Off-Road Bumpers Offer Looks & Versatility

Drivers & shops can’t seem to get enough of today’s off-road bumper options…

This article originally appeared in the July 2024 issue of THE SHOP magazine and is the second in a two-part series highlighting the off-road bumpers market. Part I appeared in the May 2024 issue of THE SHOP magazine.

Many customers can’t get enough of today’s off-road bumpers, and the same often goes for shops looking to capitalize on the market.

Offering style, performance and utility upgrades, the bumpers are a staple of today’s 4×4 and overlanding markets. Opportunities have attracted a long list of suppliers, meaning there’s a lot of information to sift through.

Still, patterns emerge regarding best practices and popular sales techniques that match clients with the bumper products and related accessories they desire. The following are some suggestions on how to approach off-road bumpers for the best results.

Fishbone bumper on white Jeep
Planned modifications can influence bumper selection. (Photo courtesy Fishbone Offroad)


With the variety of off-road bumpers available in today’s market, any smart sale starts with asking customers about their expectations regarding looks and performance.

“Is it an appearance play? Is this going to be a serious off-road vehicle? What are the clearance needs for their specific type of off-roading? Do they plan on towing?” asks Jeff Perez, director of business development for automotive at ARIES.

From there, he continues, it’s time to ask about features such as if the bumper can accommodate a winch, and if the customer is interested in additional accessories such as auxiliary lights, D-rings, shackles or a front Stinger.

Artie Nuttall, CEO for Artec Industries, suggests shops ask about the typical off-road environments the customer frequents and the level of protection they’re seeking.

“Questions about past experiences with underbody damage can also guide the conversation toward the importance of specific solutions such as robust bellypan protection,” he explains.

And don’t forget future plans, notes Michael “MB” Bernard, VP of sales and marketing for Fishbone Offroad.

“What do they plan on using the vehicle for, and what other modifications/accessories do they plan on doing after the bumper?” he asks.

Eric Blackburn, director of sales for Warrior Products, says it pays to start with the style the customer is seeking—stubby, mid-width or full-width.

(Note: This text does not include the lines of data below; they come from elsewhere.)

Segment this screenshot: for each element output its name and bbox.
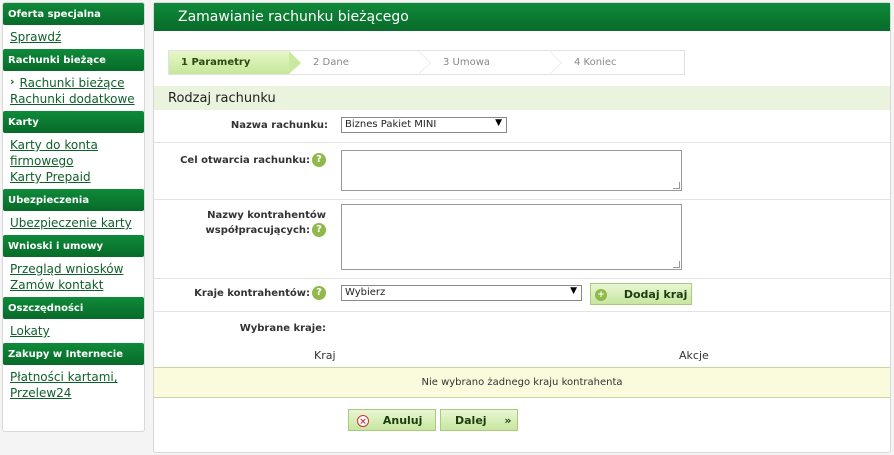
- sidebar-section-zakupy: Zakupy w Internecie: [3, 343, 144, 365]
- account-name-select[interactable]: Biznes Pakiet MINI ▼: [341, 117, 507, 133]
- sidebar-section-ubezpieczenia: Ubezpieczenia: [3, 189, 144, 211]
- account-name-label: Nazwa rachunku:: [230, 120, 328, 131]
- add-country-label: Dodaj kraj: [623, 288, 688, 301]
- divider: [154, 142, 890, 143]
- countries-select[interactable]: Wybierz ▼: [341, 285, 582, 301]
- contractors-label-line2: współpracujących:?: [206, 223, 326, 238]
- divider: [154, 278, 890, 279]
- help-icon[interactable]: ?: [312, 153, 326, 167]
- resize-handle-icon[interactable]: [673, 182, 680, 189]
- active-arrow-icon: ›: [10, 75, 15, 88]
- sidebar: Oferta specjalna Sprawdź Rachunki bieżąc…: [2, 2, 145, 432]
- countries-value: Wybierz: [345, 287, 386, 298]
- sidebar-link-karty-prepaid[interactable]: Karty Prepaid: [10, 169, 144, 185]
- divider: [154, 199, 890, 200]
- sidebar-section-wnioski: Wnioski i umowy: [3, 235, 144, 257]
- table-header-country: Kraj: [314, 349, 336, 362]
- sidebar-section-oszczednosci: Oszczędności: [3, 297, 144, 319]
- resize-handle-icon[interactable]: [673, 261, 680, 268]
- sidebar-section-rachunki: Rachunki bieżące: [3, 49, 144, 71]
- sidebar-section-oferta: Oferta specjalna: [3, 3, 144, 25]
- next-button[interactable]: Dalej »: [440, 409, 518, 431]
- contractors-textarea[interactable]: [341, 204, 682, 270]
- sidebar-section-karty: Karty: [3, 111, 144, 133]
- step-parametry: 1 Parametry: [169, 51, 301, 74]
- help-icon[interactable]: ?: [312, 223, 326, 237]
- sidebar-link-ubezpieczenie-karty[interactable]: Ubezpieczenie karty: [10, 215, 144, 231]
- sidebar-link-rachunki-dodatkowe[interactable]: Rachunki dodatkowe: [10, 91, 144, 107]
- purpose-label-text: Cel otwarcia rachunku:: [180, 155, 310, 166]
- double-chevron-right-icon: »: [504, 414, 512, 427]
- sidebar-link-platnosci[interactable]: Płatności kartami, Przelew24: [10, 369, 125, 401]
- table-header-actions: Akcje: [679, 349, 709, 362]
- cancel-button[interactable]: × Anuluj: [348, 409, 436, 431]
- page-title: Zamawianie rachunku bieżącego: [154, 3, 890, 31]
- cancel-label: Anuluj: [382, 414, 423, 427]
- selected-countries-label: Wybrane kraje:: [239, 323, 326, 334]
- sidebar-link-przeglad-wnioskow[interactable]: Przegląd wniosków: [10, 261, 144, 277]
- sidebar-link-lokaty[interactable]: Lokaty: [10, 323, 144, 339]
- next-label: Dalej: [455, 414, 487, 427]
- purpose-textarea[interactable]: [341, 150, 682, 191]
- sidebar-link-zamow-kontakt[interactable]: Zamów kontakt: [10, 277, 144, 293]
- countries-label-text: Kraje kontrahentów:: [194, 288, 310, 299]
- dropdown-arrow-icon: ▼: [570, 286, 577, 296]
- dropdown-arrow-icon: ▼: [495, 118, 502, 128]
- purpose-label: Cel otwarcia rachunku:?: [180, 153, 326, 168]
- wizard-steps: 1 Parametry 2 Dane 3 Umowa 4 Koniec: [168, 50, 685, 75]
- section-title: Rodzaj rachunku: [154, 86, 890, 110]
- step-dane: 2 Dane: [313, 57, 349, 68]
- sidebar-link-rachunki-biezace[interactable]: Rachunki bieżące: [20, 75, 125, 91]
- countries-label: Kraje kontrahentów:?: [194, 286, 326, 301]
- account-name-value: Biznes Pakiet MINI: [345, 119, 437, 130]
- main-panel: Zamawianie rachunku bieżącego 1 Parametr…: [153, 2, 891, 453]
- sidebar-link-karty-firmowe[interactable]: Karty do konta firmowego: [10, 137, 110, 169]
- divider: [154, 311, 890, 312]
- close-icon: ×: [357, 415, 369, 427]
- empty-table-message: Nie wybrano żadnego kraju kontrahenta: [154, 367, 890, 398]
- help-icon[interactable]: ?: [312, 286, 326, 300]
- contractors-label-text: współpracujących:: [205, 225, 310, 236]
- plus-icon: +: [595, 289, 607, 301]
- sidebar-link-sprawdz[interactable]: Sprawdź: [10, 29, 144, 45]
- step-koniec: 4 Koniec: [574, 57, 617, 68]
- contractors-label-line1: Nazwy kontrahentów: [207, 210, 326, 221]
- add-country-button[interactable]: + Dodaj kraj: [590, 283, 692, 305]
- step-umowa: 3 Umowa: [443, 57, 491, 68]
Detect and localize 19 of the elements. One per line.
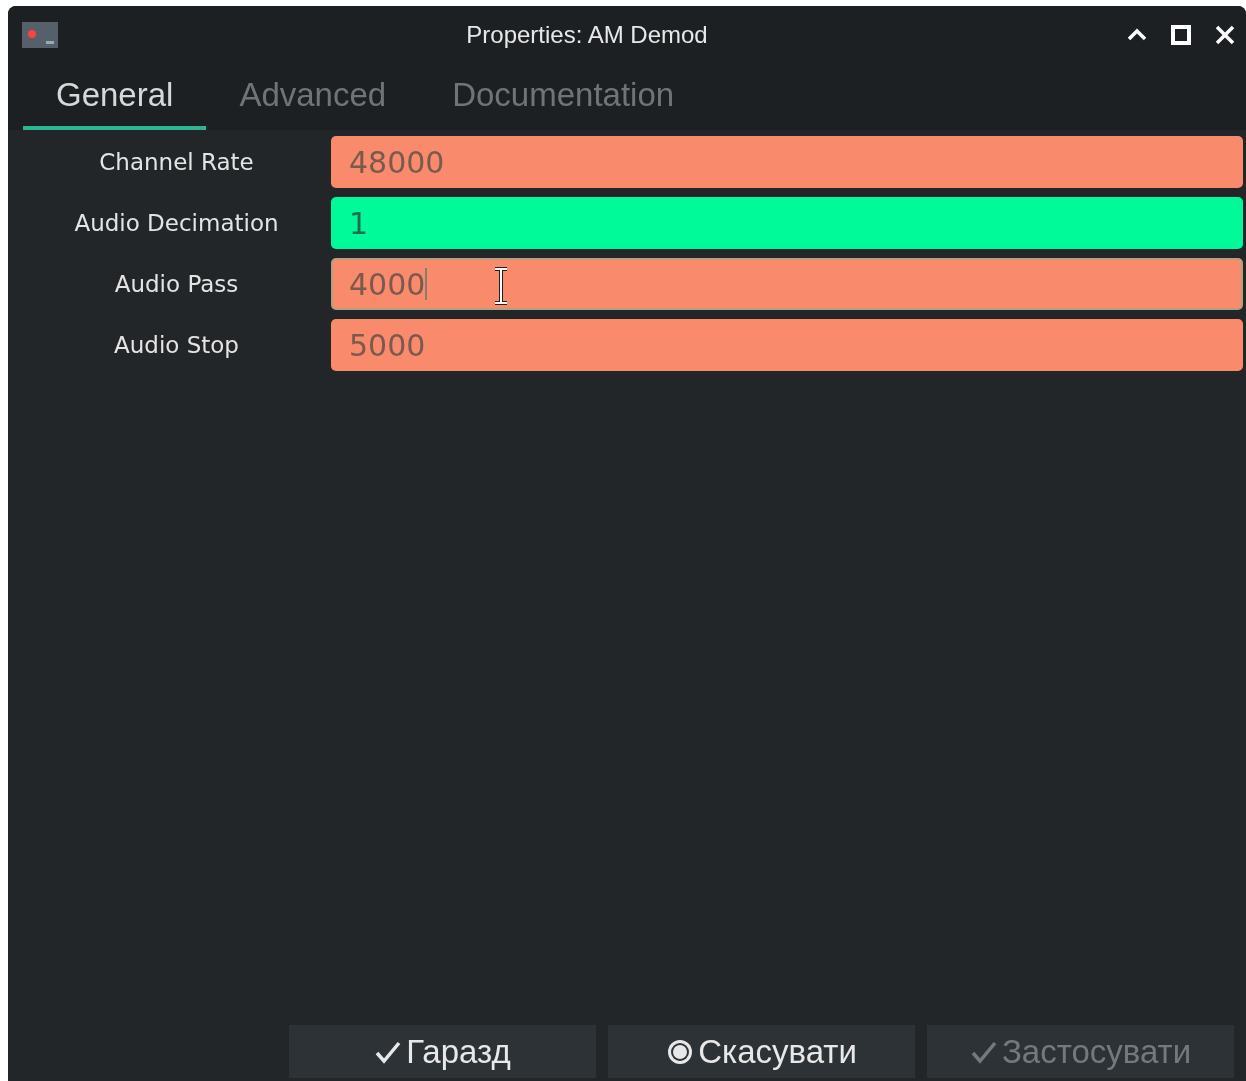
field-label: Audio Pass: [113, 271, 240, 297]
close-icon[interactable]: [1214, 24, 1236, 46]
text-cursor-icon: [493, 266, 509, 306]
field-label: Audio Stop: [113, 332, 240, 358]
field-label: Audio Decimation: [73, 210, 280, 236]
stop-icon: [666, 1037, 695, 1066]
window-title: Properties: AM Demod: [465, 21, 709, 49]
maximize-icon[interactable]: [1170, 24, 1192, 46]
tab[interactable]: Documentation: [419, 64, 708, 130]
tab[interactable]: Advanced: [206, 64, 420, 130]
tab[interactable]: General: [23, 64, 207, 130]
dialog-button[interactable]: Гаразд: [289, 1025, 596, 1078]
input-field[interactable]: 5000: [331, 319, 1243, 371]
input-field[interactable]: 4000: [331, 258, 1243, 310]
field-label: Channel Rate: [98, 149, 255, 175]
input-field[interactable]: 48000: [331, 136, 1243, 188]
app-icon: [22, 22, 58, 48]
input-field[interactable]: 1: [331, 197, 1243, 249]
dialog-button[interactable]: Скасувати: [608, 1025, 915, 1078]
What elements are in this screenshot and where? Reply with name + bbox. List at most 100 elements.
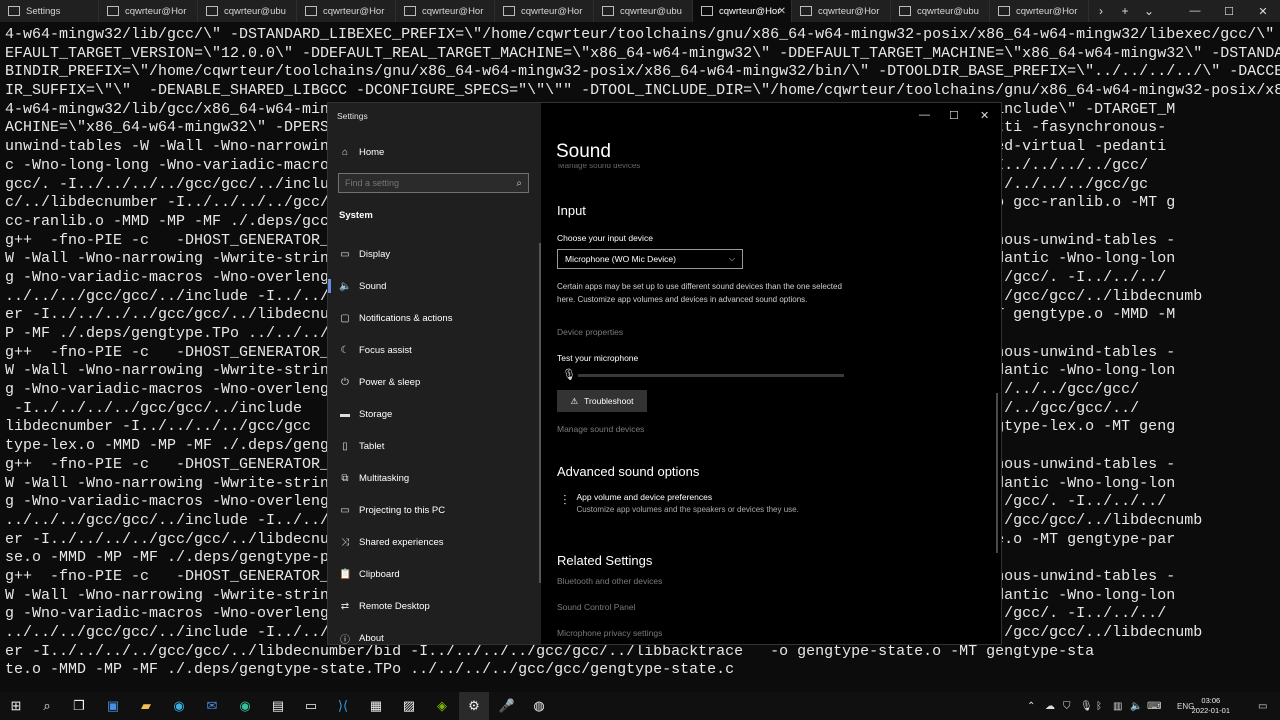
start-button[interactable]: ⊞ bbox=[1, 692, 31, 720]
tray-input-icon[interactable]: ⌨ bbox=[1147, 692, 1161, 720]
tray-microphone-icon[interactable]: 🎙 bbox=[1080, 692, 1093, 720]
power-icon: ⏻ bbox=[341, 376, 349, 388]
tray-volume-icon[interactable]: 🔈 bbox=[1130, 692, 1142, 720]
clock-date: 2022-01-01 bbox=[1191, 706, 1230, 715]
manage-sound-devices-link[interactable]: Manage sound devices bbox=[557, 424, 644, 434]
settings-window: Settings ⌂ Home ⌕ System ▭ Display 🔈 Sound ▢… bbox=[328, 103, 1001, 644]
tab-label: cqwrteur@Hor bbox=[125, 5, 187, 17]
taskbar-app-explorer[interactable]: ▰ bbox=[131, 692, 161, 720]
manage-sound-devices-output-link[interactable]: Manage sound devices bbox=[558, 164, 640, 170]
taskbar-app-chrome[interactable]: ◍ bbox=[524, 692, 554, 720]
bluetooth-link[interactable]: Bluetooth and other devices bbox=[557, 576, 662, 586]
terminal-tab[interactable]: cqwrteur@ubu bbox=[198, 0, 297, 22]
close-icon[interactable]: ✕ bbox=[980, 109, 989, 122]
clipboard-icon: 📋 bbox=[339, 568, 352, 580]
taskbar-app-wo-mic[interactable]: 🎤 bbox=[492, 692, 522, 720]
related-heading: Related Settings bbox=[557, 553, 653, 568]
tray-overflow-icon[interactable]: ⌃ bbox=[1027, 692, 1035, 720]
taskbar-app-terminal[interactable]: ▤ bbox=[263, 692, 293, 720]
input-device-dropdown[interactable]: Microphone (WO Mic Device) ⌵ bbox=[557, 249, 743, 269]
taskbar-app-store[interactable]: ▣ bbox=[98, 692, 128, 720]
search-input[interactable] bbox=[339, 177, 512, 189]
sidebar-item-power-sleep[interactable]: ⏻ Power & sleep bbox=[328, 370, 541, 394]
tab-label: cqwrteur@ubu bbox=[917, 5, 979, 17]
terminal-maximize-icon[interactable]: ☐ bbox=[1212, 0, 1246, 22]
search-icon: ⌕ bbox=[43, 698, 51, 713]
content-scrollbar[interactable] bbox=[996, 393, 998, 553]
sidebar-item-notifications-actions[interactable]: ▢ Notifications & actions bbox=[328, 306, 541, 330]
tab-dropdown-icon[interactable]: ⌄ bbox=[1137, 0, 1161, 22]
sidebar-item-focus-assist[interactable]: ☾ Focus assist bbox=[328, 338, 541, 362]
terminal-tab[interactable]: cqwrteur@ubu bbox=[594, 0, 693, 22]
sound-control-panel-link[interactable]: Sound Control Panel bbox=[557, 602, 635, 612]
notification-center-icon[interactable]: ▭ bbox=[1258, 692, 1267, 720]
terminal-tab[interactable]: cqwrteur@ubu bbox=[891, 0, 990, 22]
app-volume-preferences[interactable]: ⫶ App volume and device preferences Cust… bbox=[563, 492, 799, 514]
taskbar-app-network[interactable]: ▨ bbox=[394, 692, 424, 720]
taskbar-app-settings[interactable]: ⚙ bbox=[459, 692, 489, 720]
maximize-icon[interactable]: ☐ bbox=[949, 109, 959, 122]
troubleshoot-button[interactable]: ⚠ Troubleshoot bbox=[557, 390, 647, 412]
taskbar-app-edge-beta[interactable]: ◉ bbox=[230, 692, 260, 720]
search-taskbar-button[interactable]: ⌕ bbox=[32, 692, 62, 720]
task-view-button[interactable]: ❐ bbox=[64, 692, 94, 720]
terminal-icon bbox=[305, 6, 317, 16]
tray-security-icon[interactable]: ⛉ bbox=[1063, 692, 1071, 720]
windows-icon: ⊞ bbox=[10, 698, 22, 713]
section-label-system: System bbox=[339, 210, 373, 221]
taskbar-app-cmd[interactable]: ▭ bbox=[296, 692, 326, 720]
terminal-tab[interactable]: cqwrteur@Hor bbox=[297, 0, 396, 22]
find-setting-search[interactable]: ⌕ bbox=[338, 173, 529, 193]
sidebar-item-sound[interactable]: 🔈 Sound bbox=[328, 274, 541, 298]
terminal-minimize-icon[interactable]: — bbox=[1178, 0, 1212, 22]
sidebar-item-projecting-to-this-pc[interactable]: ▭ Projecting to this PC bbox=[328, 498, 541, 522]
tray-network-icon[interactable]: ▥ bbox=[1113, 692, 1122, 720]
edge-icon: ◉ bbox=[173, 698, 185, 713]
taskbar-app-vscode[interactable]: ⟩⟨ bbox=[328, 692, 358, 720]
sidebar-item-about[interactable]: ⓘ About bbox=[328, 626, 541, 645]
terminal-close-icon[interactable]: ✕ bbox=[1246, 0, 1280, 22]
device-properties-link[interactable]: Device properties bbox=[557, 327, 623, 337]
minimize-icon[interactable]: — bbox=[919, 109, 930, 121]
tab-close-icon[interactable]: ✕ bbox=[778, 6, 786, 17]
clock-time: 03:06 bbox=[1201, 696, 1221, 705]
sidebar-item-tablet[interactable]: ▯ Tablet bbox=[328, 434, 541, 458]
taskbar-app-edge[interactable]: ◉ bbox=[164, 692, 194, 720]
search-icon[interactable]: ⌕ bbox=[516, 178, 522, 189]
terminal-line: IR_SUFFIX=\"\" -DENABLE_SHARED_LIBGCC -D… bbox=[5, 82, 1280, 100]
tab-scroll-right-icon[interactable]: › bbox=[1089, 0, 1113, 22]
terminal-tab[interactable]: cqwrteur@Hor bbox=[990, 0, 1089, 22]
microphone-privacy-link[interactable]: Microphone privacy settings bbox=[557, 628, 662, 638]
terminal-tab[interactable]: cqwrteur@Hor bbox=[495, 0, 594, 22]
terminal-tab[interactable]: Settings bbox=[0, 0, 99, 22]
vscode-icon: ⟩⟨ bbox=[337, 698, 349, 713]
nvidia-icon: ◈ bbox=[437, 698, 447, 713]
taskbar-clock[interactable]: 03:06 2022-01-01 bbox=[1192, 696, 1230, 716]
taskbar-app-nvidia[interactable]: ◈ bbox=[427, 692, 457, 720]
sidebar-item-label: Remote Desktop bbox=[359, 600, 430, 612]
terminal-tab[interactable]: cqwrteur@Hor bbox=[396, 0, 495, 22]
sidebar-item-label: Sound bbox=[359, 280, 387, 292]
terminal-tab[interactable]: cqwrteur@Hor ✕ bbox=[693, 0, 792, 22]
taskbar-app-mail[interactable]: ✉ bbox=[197, 692, 227, 720]
sidebar-item-label: Focus assist bbox=[359, 344, 412, 356]
warning-icon: ⚠ bbox=[570, 395, 579, 406]
input-heading: Input bbox=[557, 203, 586, 218]
tray-bluetooth-icon[interactable]: ᛒ bbox=[1096, 692, 1102, 720]
sidebar-item-remote-desktop[interactable]: ⇄ Remote Desktop bbox=[328, 594, 541, 618]
tray-cloud-icon[interactable]: ☁ bbox=[1045, 692, 1055, 720]
tablet-icon: ▯ bbox=[342, 440, 348, 452]
sidebar-item-shared-experiences[interactable]: ⤨ Shared experiences bbox=[328, 530, 541, 554]
tab-label: cqwrteur@ubu bbox=[224, 5, 286, 17]
sidebar-item-multitasking[interactable]: ⧉ Multitasking bbox=[328, 466, 541, 490]
tab-label: cqwrteur@ubu bbox=[620, 5, 682, 17]
sidebar-item-label: Clipboard bbox=[359, 568, 400, 580]
terminal-tab[interactable]: cqwrteur@Hor bbox=[792, 0, 891, 22]
new-tab-icon[interactable]: + bbox=[1113, 0, 1137, 22]
sidebar-item-clipboard[interactable]: 📋 Clipboard bbox=[328, 562, 541, 586]
sidebar-item-display[interactable]: ▭ Display bbox=[328, 242, 541, 266]
nav-home[interactable]: ⌂ Home bbox=[328, 140, 541, 164]
taskbar-app-calendar[interactable]: ▦ bbox=[361, 692, 391, 720]
terminal-tab[interactable]: cqwrteur@Hor bbox=[99, 0, 198, 22]
sidebar-item-storage[interactable]: ▬ Storage bbox=[328, 402, 541, 426]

From there shops can ask if the vehicle is for off-road use or street only.

“Also, are they installing a winch, now or in the future?” he adds.

Warrior bumper on red Jeep
Ask customers about style preferences and what types of off-road activities they enjoy. (Photo courtesy Warrior Products)


Many shops have had success looking to this market as a way of introducing their products and services to local customers.

“Some consider the bumper the gateway to more upfits and accessories,” Bernard notes.

Successful installations can initiate additional vehicle accessorization, at the time of purchase and in the future.

“They lead to add-on sales, and to selling and installing complementary products,” says Perez.

Nuttall highlights the enhanced reputation that comes from offering high-end, durable products that off-roaders appreciate.

“Shops will be seen as a go-to source for top-tier off-road modifications, attracting a clientele that values quality and thorough protection,” he predicts.

One of today’s hottest pairings, notes Blackburn, are off-road bumpers and aftermarket lighting products.

“In addition to the obvious opportunity to sell a winch, our MOD Series front bumpers come with fog light brackets and adapters that allow the OEM Jeep fog lights from the customer’s factory bumper to be reinstalled. They are also compatible with aftermarket options, making this a great opportunity for upselling lights,” he explains. “The top surface and brush guard also offer a wide variety of mounting options for common accessories such as lights, CB antennas and sand flags, and they are also compatible with accessories such as our MOD Box and QuickLatch kits.”

Artec underbody protection
Check with drivers regarding the level of protection they’re seeking. (Photo courtesy Artec Industries)


A smart approach to promoting off-road bumper sales is to display one on a truck or SUV outside of your shop featuring the latest styles and designs, say Perez from ARIES.

It’s also a plus if your staff can identify and recommend specific products for specific models.

“Make sure you can speak to the customer about their Jeep, be it a CJ, TJ, YJ, JK, JL or JT,” he notes.

Warrior Products’ MOD Series bumpers are made in the USA, Blackburn notes, a feature customers can appreciate.

“Traditionally, U.S. products demand a higher sale price, leading to more revenue. The customer will often be happier with the final product and the shop will have built/maintained trust with that customer,” he says.

Nuttall from Artec recommends emphasizing the long-term cost savings and vehicle protection provided by high-quality upgrades, including bellypans.

“Demonstrating the technical superiority and the ease of installation of our products can also help in convincing customers of their value,” he says. “This approach aligns product strengths with the needs of potential customers.”

Have a few on hand inside your showroom as well, says Fishbone’s Bernard.

“It’s always best to have some on display so the customer can touch and feel them,” he suggests. “A good second option is to build a gallery of previously installed bumpers and accessories.”

Jef White

Jef White is the executive editor of THE SHOP magazine.